Buenos Aires "menolak keras" klaim Inggris atas wilayah itu, yang Argentina anggap "satu daerah bagian Antartika Argentina."

Menteri Luar Negeri William Hague pekan lalu mengumumkan rencana-rencana untuk memberi nama daerah itu "Tanah Ratu Elizabeth" yang tahun ini merayakan 60 tahun bertakhta.

Buenos Aires menuduh London, dalam memberi nama wilayah itu, melanggar semangat perjanjian setengah abad yang ditandatangani puluhan negara- termasuk Inggris dan Argentina-- yang bertujuan mencegah sengketa-sengketa wilayah di Antartika.

Konflik itu meletus ketika Perdana Menteri Inggris David Cameron, dalam satu pesan kepada penduduk di Kepulauan Malvinas, menuduh Argentina berusaha menolak hak-hak penduduk wilayah yang disengketakan itu.

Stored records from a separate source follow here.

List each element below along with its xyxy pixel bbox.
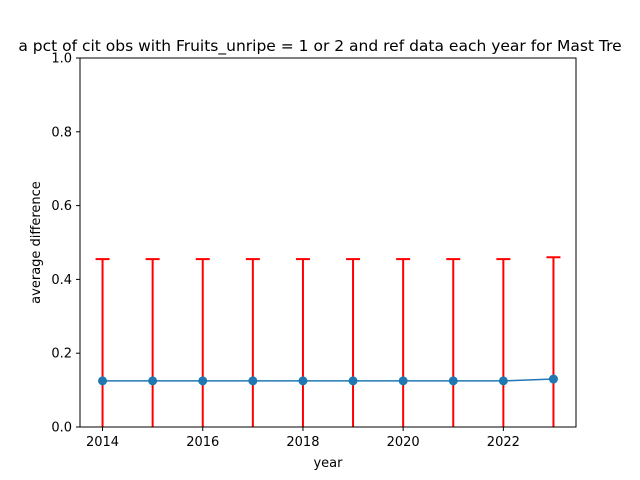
x-tick-label: 2018 <box>286 435 319 450</box>
data-point <box>448 376 458 386</box>
series-group <box>95 256 561 427</box>
series-line <box>102 378 554 382</box>
x-tick-label: 2014 <box>86 435 119 450</box>
y-tick-label: 0.2 <box>51 347 72 362</box>
y-axis-label: average difference <box>29 181 44 304</box>
data-point <box>548 374 558 384</box>
x-axis-label: year <box>313 456 343 471</box>
y-tick-label: 1.0 <box>51 52 72 67</box>
y-axis: 0.0 0.2 0.4 0.6 0.8 1.0 <box>51 52 80 436</box>
axes-frame <box>79 57 577 428</box>
data-point <box>248 376 258 386</box>
data-point <box>298 376 308 386</box>
x-tick-label: 2022 <box>487 435 520 450</box>
y-tick-label: 0.4 <box>51 273 72 288</box>
plot-area <box>95 256 561 427</box>
data-point <box>148 376 158 386</box>
y-tick-label: 0.8 <box>51 125 72 140</box>
data-point <box>98 376 108 386</box>
data-point <box>348 376 358 386</box>
x-tick-label: 2020 <box>387 435 420 450</box>
x-tick-label: 2016 <box>186 435 219 450</box>
data-point <box>398 376 408 386</box>
x-axis: 2014 2016 2018 2020 2022 <box>86 427 520 450</box>
data-point <box>198 376 208 386</box>
data-point <box>498 376 508 386</box>
y-tick-label: 0.6 <box>51 199 72 214</box>
y-tick-label: 0.0 <box>51 421 72 436</box>
chart-title: a pct of cit obs with Fruits_unripe = 1 … <box>18 37 621 56</box>
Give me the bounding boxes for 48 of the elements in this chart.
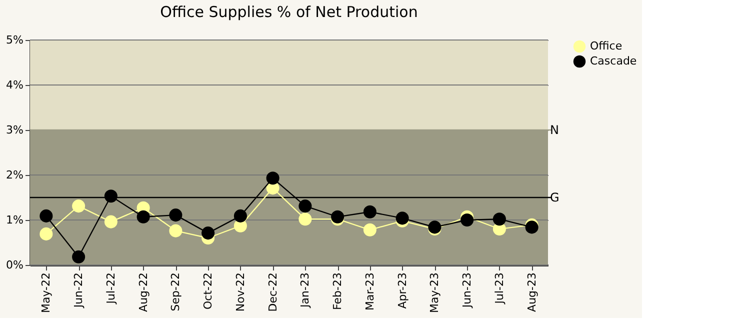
point	[460, 213, 474, 227]
x-tick-label: May-23	[428, 272, 442, 314]
y-tick-label: 1%	[6, 214, 24, 226]
legend-label: Office	[590, 40, 622, 52]
point	[40, 227, 53, 240]
x-tick-label: Aug-22	[136, 272, 150, 312]
y-tick-label: 4%	[6, 78, 24, 92]
x-tick-label: Mar-23	[363, 272, 376, 311]
point	[234, 209, 247, 222]
x-tick-label: Jan-23	[298, 272, 312, 308]
point	[492, 212, 506, 226]
x-tick-label: Aug-23	[525, 272, 538, 312]
x-tick-label: Oct-22	[202, 272, 215, 310]
x-tick-label: Jul-22	[104, 272, 118, 305]
point	[298, 200, 312, 213]
point	[136, 210, 150, 224]
x-tick-label: May-22	[40, 272, 53, 314]
x-tick-label: Jun-22	[72, 272, 86, 309]
ref-line-label: G	[550, 190, 560, 204]
point	[363, 205, 376, 218]
chart-title: Office Supplies % of Net Prodution	[160, 3, 418, 21]
x-tick-label: Apr-23	[396, 272, 409, 309]
point	[331, 210, 344, 224]
x-tick-label: Feb-23	[331, 272, 344, 310]
point	[202, 226, 215, 240]
point	[72, 250, 86, 264]
point	[396, 212, 409, 225]
x-tick-label: Dec-22	[266, 272, 280, 312]
x-tick-label: Jun-23	[460, 272, 474, 309]
point	[266, 172, 280, 185]
point	[298, 212, 312, 226]
y-tick-label: 3%	[6, 124, 24, 136]
point	[104, 190, 118, 203]
point	[104, 215, 118, 228]
point	[40, 209, 53, 222]
point	[72, 200, 86, 213]
x-tick-label: Jul-23	[492, 272, 506, 305]
legend-label: Cascade	[590, 54, 637, 68]
point	[363, 223, 376, 236]
point	[525, 220, 538, 234]
point	[169, 208, 182, 222]
x-tick-label: Sep-22	[169, 272, 182, 312]
y-tick-label: 0%	[6, 258, 24, 272]
y-tick-label: 2%	[6, 168, 24, 182]
point	[169, 224, 182, 238]
x-tick-label: Nov-22	[234, 272, 247, 312]
ref-line-label: N	[550, 123, 559, 137]
y-tick-label: 5%	[6, 34, 24, 46]
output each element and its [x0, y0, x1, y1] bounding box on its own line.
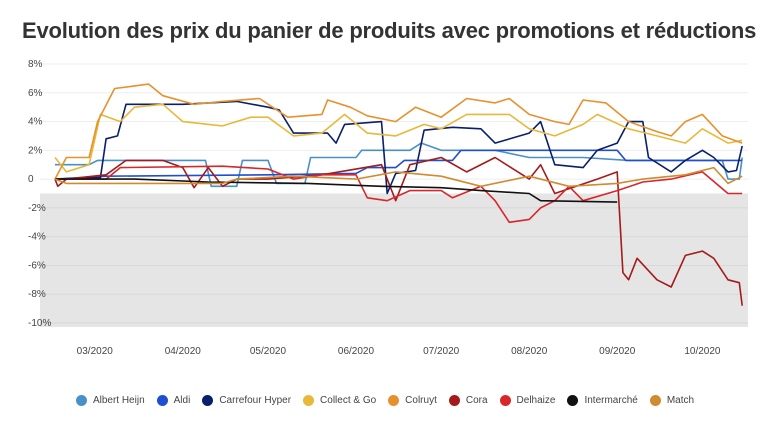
legend: Albert Heijn Aldi Carrefour Hyper Collect &… — [0, 395, 770, 406]
x-tick-label: 08/2020 — [511, 346, 548, 357]
legend-label: Carrefour Hyper — [219, 395, 292, 406]
y-tick-label: 6% — [28, 88, 43, 99]
x-tick-label: 09/2020 — [599, 346, 636, 357]
y-tick-label: 0 — [28, 174, 34, 185]
legend-item-delhaize[interactable]: Delhaize — [499, 395, 556, 406]
y-tick-label: -4% — [28, 232, 46, 243]
series-line-colruyt — [54, 83, 743, 180]
legend-item-albert-heijn[interactable]: Albert Heijn — [75, 395, 145, 406]
x-tick-label: 04/2020 — [165, 346, 202, 357]
legend-item-carrefour-hyper[interactable]: Carrefour Hyper — [202, 395, 291, 406]
legend-item-match[interactable]: Match — [649, 395, 695, 406]
legend-label: Collect & Go — [320, 395, 377, 406]
legend-marker — [649, 395, 661, 406]
legend-marker — [448, 395, 460, 406]
y-tick-label: -10% — [28, 318, 51, 329]
series-line-carrefour-hyper — [54, 100, 743, 195]
series-colruyt — [54, 83, 743, 180]
legend-label: Match — [666, 395, 695, 406]
legend-marker — [388, 395, 400, 406]
legend-marker — [156, 395, 168, 406]
legend-item-intermarch-[interactable]: Intermarché — [567, 395, 638, 406]
series-aldi — [54, 149, 743, 180]
legend-item-cora[interactable]: Cora — [448, 395, 488, 406]
x-tick-label: 10/2020 — [684, 346, 721, 357]
x-tick-label: 06/2020 — [338, 346, 375, 357]
series-line-match — [54, 166, 743, 188]
series-line-collect-go — [54, 103, 743, 173]
legend-item-aldi[interactable]: Aldi — [156, 395, 191, 406]
series-line-cora — [54, 156, 743, 306]
legend-label: Intermarché — [584, 395, 638, 406]
legend-label: Colruyt — [405, 395, 437, 406]
legend-marker — [499, 395, 511, 406]
legend-label: Albert Heijn — [92, 395, 145, 406]
series-carrefour-hyper — [54, 100, 743, 195]
series-collect-go — [54, 103, 743, 173]
shaded-band — [40, 193, 748, 327]
x-tick-label: 03/2020 — [77, 346, 114, 357]
series-intermarch- — [55, 178, 618, 203]
legend-marker — [567, 395, 579, 406]
y-tick-label: -2% — [28, 203, 46, 214]
legend-label: Aldi — [173, 395, 191, 406]
y-tick-label: 4% — [28, 117, 43, 128]
legend-label: Delhaize — [516, 395, 556, 406]
x-tick-label: 07/2020 — [423, 346, 460, 357]
legend-marker — [303, 395, 315, 406]
legend-marker — [75, 395, 87, 406]
y-tick-label: -8% — [28, 289, 46, 300]
chart-title: Evolution des prix du panier de produits… — [22, 18, 757, 43]
y-tick-label: 2% — [28, 145, 43, 156]
series-match — [54, 166, 743, 188]
series-line-intermarch- — [55, 178, 618, 203]
x-tick-label: 05/2020 — [250, 346, 287, 357]
line-chart: 8% 6% 4% 2% 0 -2% -4% -6% -8% -10% 03/2020 04/2020 0… — [28, 59, 748, 357]
legend-item-collect-go[interactable]: Collect & Go — [303, 395, 376, 406]
series-line-aldi — [54, 149, 743, 180]
series-cora — [54, 156, 743, 306]
legend-marker — [202, 395, 214, 406]
y-tick-label: 8% — [28, 59, 43, 70]
legend-label: Cora — [465, 395, 488, 406]
legend-item-colruyt[interactable]: Colruyt — [388, 395, 437, 406]
y-tick-label: -6% — [28, 260, 46, 271]
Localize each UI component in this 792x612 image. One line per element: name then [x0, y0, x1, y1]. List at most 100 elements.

Cameron mengatakan Buenos Aires, yang menganggap pulau-pulau Atlantik Selatan sebagai wilayah Argentina yang diduduki, menolak hak 3.000 jiwa penduduk pulau itu untuk menentukan nasib mereka sendiri. sementara merusak ekonomi mereka.

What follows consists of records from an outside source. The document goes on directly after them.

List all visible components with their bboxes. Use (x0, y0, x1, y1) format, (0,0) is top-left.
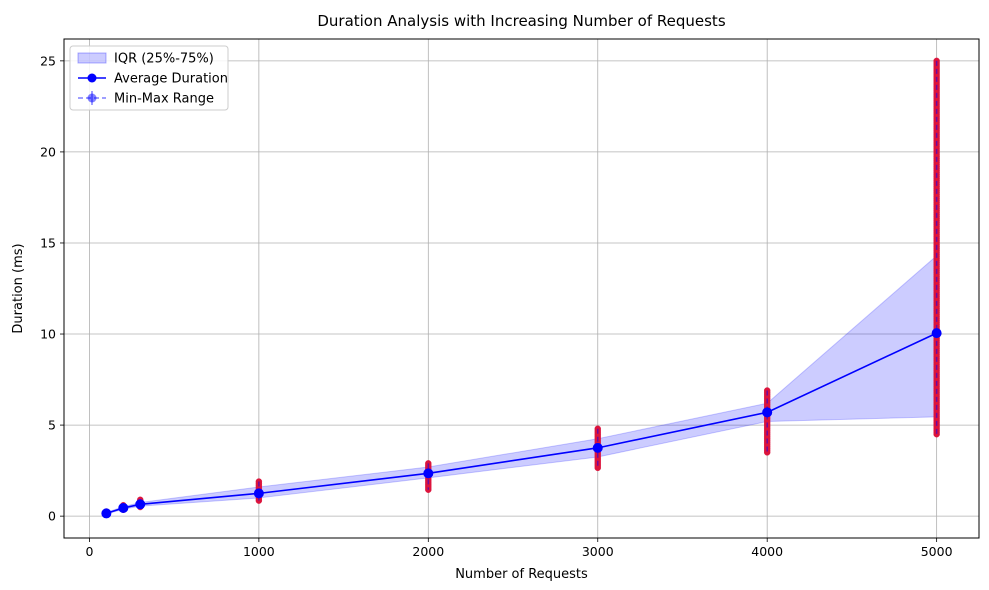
y-axis-label: Duration (ms) (11, 243, 26, 333)
average-duration-point (118, 502, 129, 513)
x-tick-label: 0 (85, 544, 93, 559)
legend-marker-swatch (87, 73, 97, 83)
x-tick-label: 3000 (582, 544, 614, 559)
legend-item: Average Duration (78, 72, 228, 87)
y-tick-label: 25 (40, 53, 56, 68)
x-axis-label: Number of Requests (455, 567, 588, 582)
legend: IQR (25%-75%) Average Duration Min-Max Ran… (69, 45, 229, 111)
average-duration-point (762, 407, 773, 418)
y-tick-label: 15 (40, 235, 56, 250)
plot-area (63, 38, 980, 539)
average-duration-layer (101, 328, 942, 519)
y-tick-label: 10 (40, 327, 56, 342)
y-tick-label: 5 (48, 418, 56, 433)
legend-marker-swatch (87, 93, 97, 103)
x-axis-ticks: 0 1000 2000 3000 4000 5000 (85, 538, 953, 559)
plot-frame (63, 38, 980, 539)
average-duration-point (931, 328, 942, 339)
legend-band-swatch (77, 52, 107, 64)
x-tick-label: 2000 (412, 544, 444, 559)
average-duration-point (101, 508, 112, 519)
y-tick-label: 20 (40, 144, 56, 159)
average-duration-point (592, 442, 603, 453)
average-duration-point (135, 499, 146, 510)
average-duration-point (253, 488, 264, 499)
legend-item: Min-Max Range (78, 91, 214, 107)
x-tick-label: 4000 (751, 544, 783, 559)
x-tick-label: 1000 (243, 544, 275, 559)
legend-box (69, 45, 229, 111)
average-duration-point (423, 468, 434, 479)
y-tick-label: 0 (48, 509, 56, 524)
plot-background (64, 39, 979, 538)
legend-label: Min-Max Range (114, 92, 214, 107)
chart-title: Duration Analysis with Increasing Number… (317, 12, 725, 30)
x-tick-label: 5000 (921, 544, 953, 559)
legend-label: IQR (25%-75%) (114, 52, 214, 67)
raw-points-column (763, 387, 771, 456)
y-axis-ticks: 0 5 10 15 20 25 (40, 53, 64, 524)
legend-label: Average Duration (114, 72, 228, 87)
legend-item: IQR (25%-75%) (77, 52, 214, 67)
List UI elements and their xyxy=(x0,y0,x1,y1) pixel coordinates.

"Disesalkan Argentina tetap bersikap seperti ini," kata Cameron dalam satu pesan radio kepada penduduk Malvinas, yang Inggris menyebutnya Falkland.

"Pemerintah Inggris tidak bersedia dan tidak mengizinkan hak-hak asasi manusia anda diabaikan. Tidak ada pembelaan bagi negara manapun untuk menolak hak anda bagi demokrasi dan menentukan nasib sendiri."

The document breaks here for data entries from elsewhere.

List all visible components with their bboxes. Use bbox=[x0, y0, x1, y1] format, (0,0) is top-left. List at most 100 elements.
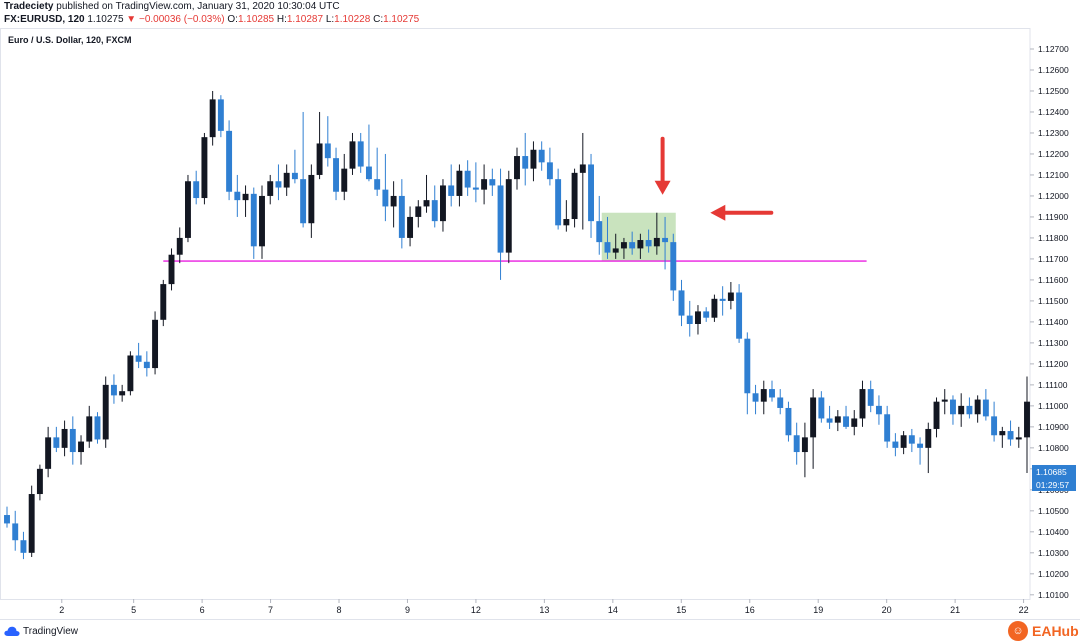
candle-body[interactable] bbox=[834, 416, 841, 423]
candle-body[interactable] bbox=[1007, 431, 1014, 440]
candle-body[interactable] bbox=[275, 181, 282, 188]
candle-body[interactable] bbox=[481, 179, 488, 190]
candle-body[interactable] bbox=[201, 137, 208, 199]
candle-body[interactable] bbox=[917, 443, 924, 448]
candle-body[interactable] bbox=[61, 428, 68, 448]
candle-body[interactable] bbox=[678, 290, 685, 316]
candle-body[interactable] bbox=[974, 399, 981, 415]
publisher-name[interactable]: Tradeciety bbox=[4, 1, 54, 12]
candle-body[interactable] bbox=[933, 401, 940, 429]
candle-body[interactable] bbox=[308, 174, 315, 224]
candle-body[interactable] bbox=[324, 143, 331, 159]
candle-body[interactable] bbox=[637, 240, 644, 249]
candle-body[interactable] bbox=[398, 195, 405, 238]
candle-body[interactable] bbox=[1015, 437, 1022, 440]
candle-body[interactable] bbox=[826, 418, 833, 423]
candle-body[interactable] bbox=[612, 248, 619, 253]
candle-body[interactable] bbox=[36, 468, 43, 495]
candle-body[interactable] bbox=[390, 195, 397, 207]
chart-area[interactable]: 1.12700 1.12600 1.12500 1.12400 1.12300 1.122… bbox=[0, 28, 1080, 643]
candle-body[interactable] bbox=[966, 405, 973, 415]
candle-body[interactable] bbox=[579, 164, 586, 173]
candle-body[interactable] bbox=[365, 166, 372, 180]
candle-body[interactable] bbox=[316, 143, 323, 175]
candle-body[interactable] bbox=[538, 149, 545, 163]
candle-body[interactable] bbox=[793, 435, 800, 453]
candle-body[interactable] bbox=[744, 338, 751, 394]
candle-body[interactable] bbox=[440, 185, 446, 222]
candle-body[interactable] bbox=[546, 162, 553, 180]
candle-body[interactable] bbox=[382, 189, 389, 207]
candle-body[interactable] bbox=[950, 399, 956, 415]
candle-body[interactable] bbox=[785, 407, 792, 436]
candle-body[interactable] bbox=[703, 311, 710, 318]
candle-body[interactable] bbox=[110, 384, 117, 396]
candle-body[interactable] bbox=[497, 185, 504, 253]
candle-body[interactable] bbox=[193, 181, 200, 199]
candle-body[interactable] bbox=[127, 355, 134, 392]
candle-body[interactable] bbox=[374, 179, 381, 190]
candle-body[interactable] bbox=[711, 298, 718, 318]
candle-body[interactable] bbox=[859, 389, 866, 419]
tradingview-logo[interactable]: TradingView bbox=[4, 625, 78, 637]
candle-body[interactable] bbox=[604, 242, 611, 253]
candle-body[interactable] bbox=[892, 441, 899, 448]
candle-body[interactable] bbox=[843, 416, 849, 427]
candle-body[interactable] bbox=[884, 414, 891, 442]
candle-body[interactable] bbox=[686, 315, 693, 324]
candle-body[interactable] bbox=[341, 168, 348, 192]
candle-body[interactable] bbox=[234, 191, 241, 201]
candle-body[interactable] bbox=[431, 200, 438, 222]
candle-body[interactable] bbox=[530, 149, 537, 169]
candle-body[interactable] bbox=[86, 416, 93, 442]
price-chart[interactable]: 1.12700 1.12600 1.12500 1.12400 1.12300 1.122… bbox=[0, 28, 1080, 620]
candle-body[interactable] bbox=[489, 179, 496, 186]
candle-body[interactable] bbox=[867, 389, 874, 406]
candle-body[interactable] bbox=[291, 172, 298, 180]
candle-body[interactable] bbox=[662, 237, 669, 243]
candle-body[interactable] bbox=[851, 418, 858, 427]
candle-body[interactable] bbox=[415, 206, 422, 217]
candle-body[interactable] bbox=[875, 405, 882, 415]
candle-body[interactable] bbox=[752, 393, 759, 402]
candle-body[interactable] bbox=[629, 242, 636, 249]
candle-body[interactable] bbox=[242, 193, 249, 201]
candle-body[interactable] bbox=[620, 242, 627, 249]
symbol-name[interactable]: FX:EURUSD, 120 bbox=[4, 14, 85, 25]
candle-body[interactable] bbox=[176, 237, 183, 255]
candle-body[interactable] bbox=[596, 221, 603, 243]
candle-body[interactable] bbox=[407, 216, 414, 238]
candle-body[interactable] bbox=[28, 494, 35, 553]
candle-body[interactable] bbox=[69, 428, 76, 453]
candle-body[interactable] bbox=[357, 141, 364, 167]
candle-body[interactable] bbox=[250, 193, 257, 247]
candle-body[interactable] bbox=[588, 164, 594, 222]
candle-body[interactable] bbox=[12, 523, 19, 541]
candle-body[interactable] bbox=[4, 515, 10, 524]
candle-body[interactable] bbox=[423, 200, 430, 207]
candle-body[interactable] bbox=[20, 540, 27, 553]
candle-body[interactable] bbox=[999, 431, 1006, 436]
candle-body[interactable] bbox=[283, 172, 290, 188]
candle-body[interactable] bbox=[760, 389, 767, 402]
candle-body[interactable] bbox=[45, 437, 52, 469]
candle-body[interactable] bbox=[102, 384, 109, 440]
candle-body[interactable] bbox=[810, 397, 817, 438]
candle-body[interactable] bbox=[119, 391, 126, 396]
candle-body[interactable] bbox=[777, 397, 784, 408]
candle-body[interactable] bbox=[645, 240, 652, 247]
candle-body[interactable] bbox=[94, 416, 101, 440]
candle-body[interactable] bbox=[143, 361, 150, 369]
candle-body[interactable] bbox=[226, 130, 233, 192]
candle-body[interactable] bbox=[505, 179, 512, 253]
candle-body[interactable] bbox=[908, 435, 915, 444]
candle-body[interactable] bbox=[653, 237, 660, 247]
candle-body[interactable] bbox=[769, 389, 775, 398]
candle-body[interactable] bbox=[53, 437, 60, 448]
candle-body[interactable] bbox=[670, 242, 677, 291]
candle-body[interactable] bbox=[259, 195, 265, 247]
candle-body[interactable] bbox=[925, 428, 932, 448]
candle-body[interactable] bbox=[991, 416, 998, 436]
candle-body[interactable] bbox=[563, 219, 570, 226]
candle-body[interactable] bbox=[472, 187, 479, 190]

Ketegangan meletus antara Inggris dan Argentina tahun ini ketika kedua negara memperingati ulang tahun ke-30 Perang Malvinas yang singkat tetapi berdarah, yang menewaskan 255 tentara Inggris dan 649 serdadu Argentina.

Tindakan-tindakan Inggris untuk mengeksplorasi minyak di perairan sekitar pulau-pulau itu juga menimbulkan ketegangan.

Cameron menolak tuntutan-tuntutan Presiden Argentina Cristina Kirchner bagi perundingan mengenai kedaulatan kepulauan Malvinas itu.

Pemerintah Falkland (Malvinas) Juni mengumumkan bahwa pihaknya akan menyelenggarakan satu referendum mengenai status politiknya pada tahun 2013,dengan harapan dapat menyelesaikan sengketa wilayah kepulauan itu.